P-glycoprotein (P-gp) plays critical roles in mediating the cytotoxicity of many drugs that are P-gp substrates. Previously, we reported that P-glycoprotein (P-gp) is the foremost efflux transporter of deoxynivalenol (DON), which is one of the most abundant mycotoxins. However, whether DON changes the expression of P-gp and its mechanism are still unclear. In this study, we found DON can induce the mRNA and protein levels of P-gp in a time- and dose-dependent manner.

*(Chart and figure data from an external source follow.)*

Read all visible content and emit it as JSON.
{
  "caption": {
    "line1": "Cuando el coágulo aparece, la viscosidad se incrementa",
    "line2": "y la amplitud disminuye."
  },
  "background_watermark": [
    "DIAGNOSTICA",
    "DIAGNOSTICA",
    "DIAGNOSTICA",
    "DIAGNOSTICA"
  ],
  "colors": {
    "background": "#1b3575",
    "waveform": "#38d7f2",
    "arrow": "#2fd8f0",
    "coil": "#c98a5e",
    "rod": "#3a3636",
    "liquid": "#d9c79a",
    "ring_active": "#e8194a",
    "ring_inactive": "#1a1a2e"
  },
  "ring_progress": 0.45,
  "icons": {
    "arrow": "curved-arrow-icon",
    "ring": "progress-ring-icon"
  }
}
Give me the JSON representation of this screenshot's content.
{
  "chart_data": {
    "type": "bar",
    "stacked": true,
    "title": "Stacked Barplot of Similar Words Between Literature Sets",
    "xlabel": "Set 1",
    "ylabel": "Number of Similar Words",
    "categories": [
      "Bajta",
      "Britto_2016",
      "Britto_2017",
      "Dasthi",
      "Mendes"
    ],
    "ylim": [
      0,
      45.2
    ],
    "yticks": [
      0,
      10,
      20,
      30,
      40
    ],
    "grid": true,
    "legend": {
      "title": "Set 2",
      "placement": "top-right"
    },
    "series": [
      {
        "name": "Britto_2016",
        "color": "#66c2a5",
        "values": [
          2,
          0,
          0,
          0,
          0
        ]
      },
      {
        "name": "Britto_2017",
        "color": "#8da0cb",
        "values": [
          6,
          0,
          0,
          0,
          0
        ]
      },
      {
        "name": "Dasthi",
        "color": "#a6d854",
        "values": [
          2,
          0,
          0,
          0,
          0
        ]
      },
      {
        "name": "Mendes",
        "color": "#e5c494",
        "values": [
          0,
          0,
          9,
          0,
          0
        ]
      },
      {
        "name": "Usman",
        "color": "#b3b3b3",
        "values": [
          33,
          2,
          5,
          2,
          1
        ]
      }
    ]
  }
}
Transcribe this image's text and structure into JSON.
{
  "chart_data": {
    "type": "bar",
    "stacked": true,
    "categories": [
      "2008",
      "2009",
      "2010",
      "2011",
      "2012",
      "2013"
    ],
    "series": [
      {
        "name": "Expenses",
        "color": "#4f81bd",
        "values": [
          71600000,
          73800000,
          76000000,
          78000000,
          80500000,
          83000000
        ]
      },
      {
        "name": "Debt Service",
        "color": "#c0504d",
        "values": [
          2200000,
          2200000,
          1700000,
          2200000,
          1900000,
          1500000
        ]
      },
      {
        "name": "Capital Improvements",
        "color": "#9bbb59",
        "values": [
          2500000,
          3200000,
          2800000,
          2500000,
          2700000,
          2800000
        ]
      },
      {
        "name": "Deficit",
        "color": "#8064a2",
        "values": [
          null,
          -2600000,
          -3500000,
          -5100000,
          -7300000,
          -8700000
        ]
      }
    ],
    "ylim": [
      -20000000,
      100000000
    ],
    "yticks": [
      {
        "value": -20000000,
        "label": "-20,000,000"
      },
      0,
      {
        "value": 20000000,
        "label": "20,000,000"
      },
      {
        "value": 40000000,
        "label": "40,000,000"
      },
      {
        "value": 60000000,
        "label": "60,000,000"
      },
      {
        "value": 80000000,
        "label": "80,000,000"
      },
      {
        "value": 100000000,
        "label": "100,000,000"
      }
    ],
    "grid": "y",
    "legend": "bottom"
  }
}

Mechanistically, the upregulation of P-gp expression is attributable to the induction of DON-induced proapoptotic pathways as reflected by the c-Jun N-terminal kinases (JNK) phosphorylation, AKT phosphorylation and nuclear factor kappa-light-chain-enhancer of activated B cells (NF-κB) translocation to the nucleus. In DON-treated cells, the mitogen-activated protein kinases (MAPK) pathways were activated; however, only JNK, but not ERK or p38, activation determined P-gp induction. Activated JNK enhances the phosphorylation of AKT, thus promoting the translocation of activated NF-κB to the nucleus to activate P-gp expression. Importantly, long-term and low-dose exposure to DON induces multidrug resistance, thus attenuating the cytotoxicity of P-gp substrates, including DON, Digoxin, Sunitinib, and Etoposide. In summary, for the first time, we report that the stepwise JNK-AKT-NF-κB pathway is related to P-gp induction and DON elicited P-gp induction induces cells to resist exogenous toxic compounds, such as DON, Digoxin, Etoposide, etc. Therefore, we propose that P-gp induction under the stress of DON represents a pattern of cell self-defense against the stress of exogenous compounds and may benefit the future rational usage of medicine or toxins.